From my POV, this is definitely a yes.
- Is the Linaro kernel effective for this?
This I am not 100% sure about. I've seen quite a bit of activity on linux-arm-kernel after LDS with folks moving drivers out of arch/arm and I am beginning to see DT work being posted upstream. How much of that work is being send directly to you vs you having to stay on top of various changes in the community and pull those in proactively or as in the case of the ALSA issues, reactively? In other words, how much of your time is spent on keeping up with all the changes you need to pull into the Linaro kernel?
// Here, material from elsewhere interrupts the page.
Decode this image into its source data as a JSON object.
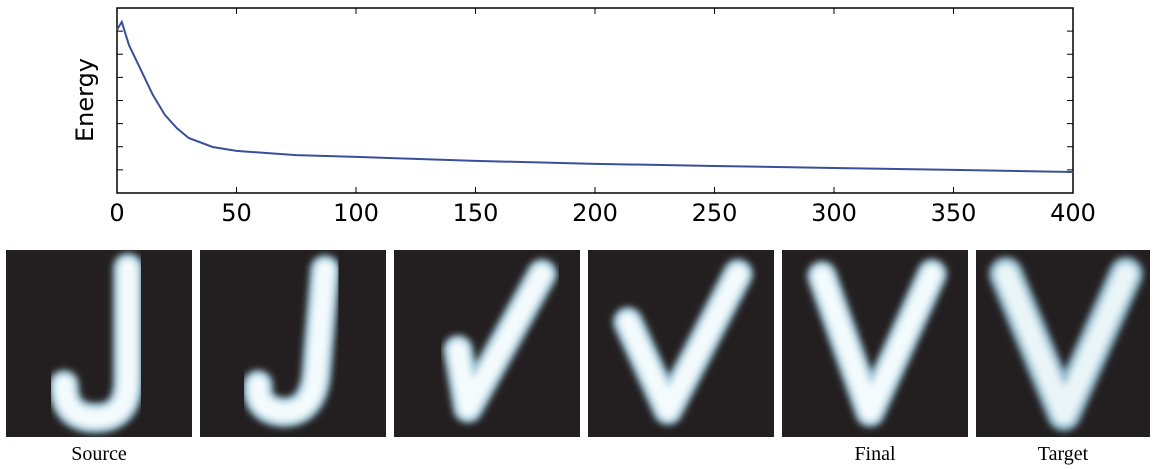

This kernel is useful as place to test patches that are headed upstream in a single tree but unless all the LTs are using it as their base and are sending you patches on a regular basis, I do wonder if you're spending cycles on this tree that could be used on more core consolidation work.
Half a year ago when I did ask for comments about the usefulness of the linaro-next tree, I got almost no responses as I suspected, and I therefore dropped that tree to concentrate my efforts on the Linaro "stable" branches. If even the stable branch doesn't steer more interest than it does now then this effort is just wasted. Either our process is to blame, our priorities are wrong, or some efforts are diverted where they shouldn't.
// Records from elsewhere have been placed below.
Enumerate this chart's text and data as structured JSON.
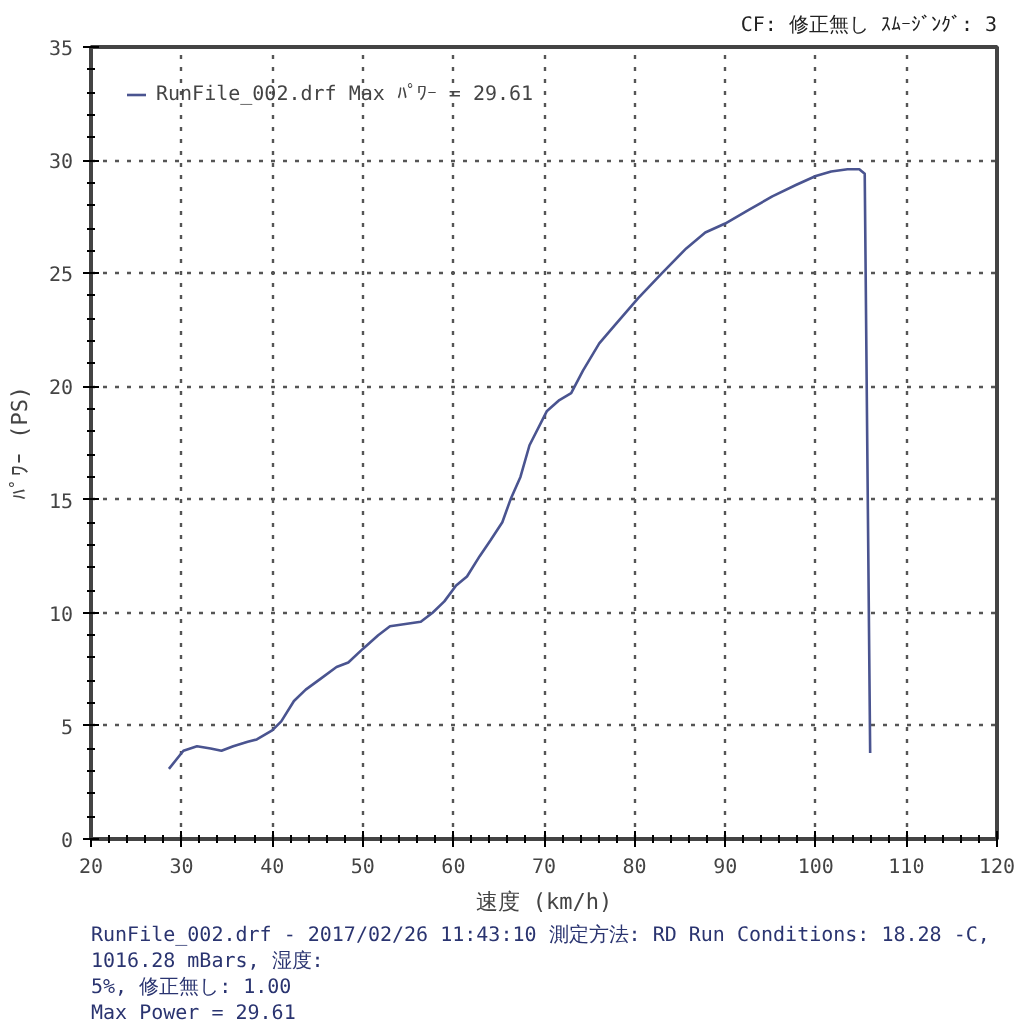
{
  "chart_data": {
    "type": "line",
    "xlabel": "速度 (km/h)",
    "ylabel": "ﾊﾟﾜｰ (PS)",
    "annotations": [
      "CF: 修正無し ｽﾑｰｼﾞﾝｸﾞ: 3",
      "RunFile_002.drf - 2017/02/26 11:43:10 測定方法: RD Run Conditions: 18.28 -C, 1016.28 mBars, 湿度:",
      "5%, 修正無し: 1.00",
      "Max Power = 29.61"
    ],
    "x": [
      28.6,
      30.2,
      31.7,
      33.2,
      34.4,
      35.7,
      37.3,
      38.3,
      40.0,
      41.0,
      42.4,
      43.7,
      45.4,
      47.1,
      48.4,
      50.0,
      51.7,
      53.0,
      54.7,
      56.4,
      57.7,
      59.0,
      60.3,
      61.5,
      62.9,
      64.1,
      65.4,
      66.3,
      67.4,
      68.4,
      70.3,
      71.7,
      73.0,
      74.3,
      76.1,
      77.8,
      80.4,
      83.0,
      85.7,
      87.8,
      90.0,
      92.6,
      95.2,
      97.8,
      100.0,
      101.7,
      103.5,
      104.8,
      105.4,
      106.0
    ],
    "series": [
      {
        "name": "RunFile_002.drf Max ﾊﾟﾜｰ = 29.61",
        "color": "#4a5490",
        "values": [
          3.1,
          3.9,
          4.1,
          4.0,
          3.9,
          4.1,
          4.3,
          4.4,
          4.8,
          5.2,
          6.1,
          6.6,
          7.1,
          7.6,
          7.8,
          8.4,
          9.0,
          9.4,
          9.5,
          9.6,
          10.0,
          10.5,
          11.2,
          11.6,
          12.5,
          13.2,
          14.0,
          15.0,
          16.0,
          17.4,
          18.9,
          19.4,
          19.7,
          20.7,
          21.9,
          22.7,
          23.9,
          25.0,
          26.1,
          26.8,
          27.2,
          27.8,
          28.4,
          28.9,
          29.3,
          29.5,
          29.6,
          29.6,
          29.4,
          3.8
        ]
      }
    ],
    "xlim": [
      20,
      120
    ],
    "ylim": [
      0,
      35
    ],
    "xticks": [
      20,
      30,
      40,
      50,
      60,
      70,
      80,
      90,
      100,
      110,
      120
    ],
    "yticks": [
      0,
      5,
      10,
      15,
      20,
      25,
      30,
      35
    ],
    "grid": true,
    "legend": "top left"
  }
}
One reason for the Linaro tree was to help LTs moving ahead rather than sticking to ancient kernels. Now it seems that everyone wants to get ahead of the actual latest release from kernel.org which is a radical shift. Does this mean that vendors and co now are getting used to the upstream pace and they're going to move to a rebasing workflow for real, or they're just fooled by the marketing prospects of a meaningless major kernel version bump? If the former that would be wonderful and maybe the Linaro kernel outlived its usefulness. If the later... well... what can I say here?
I don't know that we're hearing that all vendor trees want to be on the latest kernel. What I'm reading from Andy's perspective is that it is easier to just work directly against upstream changes that to try and figure out what all changes need to be picked into 2.6.39..
From ST-E's landing team perspective, by the time they start
on their work, it will be time for a 3.x tree.
In any case that doesn't make a strong case for the "Linaro" kernel. We could as well just patch the latest Ubuntu kernel, the latest Android kernel, or whatever existing distro or vendor kernel, in order to showcase the Linaro initiated work and results. In practice that's what I see people doing right now anyway.
Pushing that work into mainline is what matters the most in the end, and _that_ should always be Linaro's top priority.
+1
I don't think it makes sense to have a Linaro-only tree for the sake of having a place to showcase Linaro's work. We don't want to be different from a kernel POV in my opinion. Our goal is to fix the kernel upstream, improve performance, consolidate architectures, help vendors cleanup their code. If we want to show case work, there are other ways to do it including just collating commit messages and providing high level summaries of work being done.
I don't feel compelled to fight for the survival of the Linaro kernel either if it is not widely used and significantly useful. I'm more effective fighting with mainline kernel people: it is much more interesting and useful with lasting results.
My opinion is that if there are no patches coming in from within Linaro and all of the work you are doing is to simply integrate patches that are already upstream-bound, then we should just kill the Linaro tree and focus 100% on an upstream. Instead of having a "Linaro-branded" kernel, could we just have a branch in the arm-soc tree that is a consolidation branch and is widely used beyond just Linaro builds and that acts as a more public and upstream arm-next tree?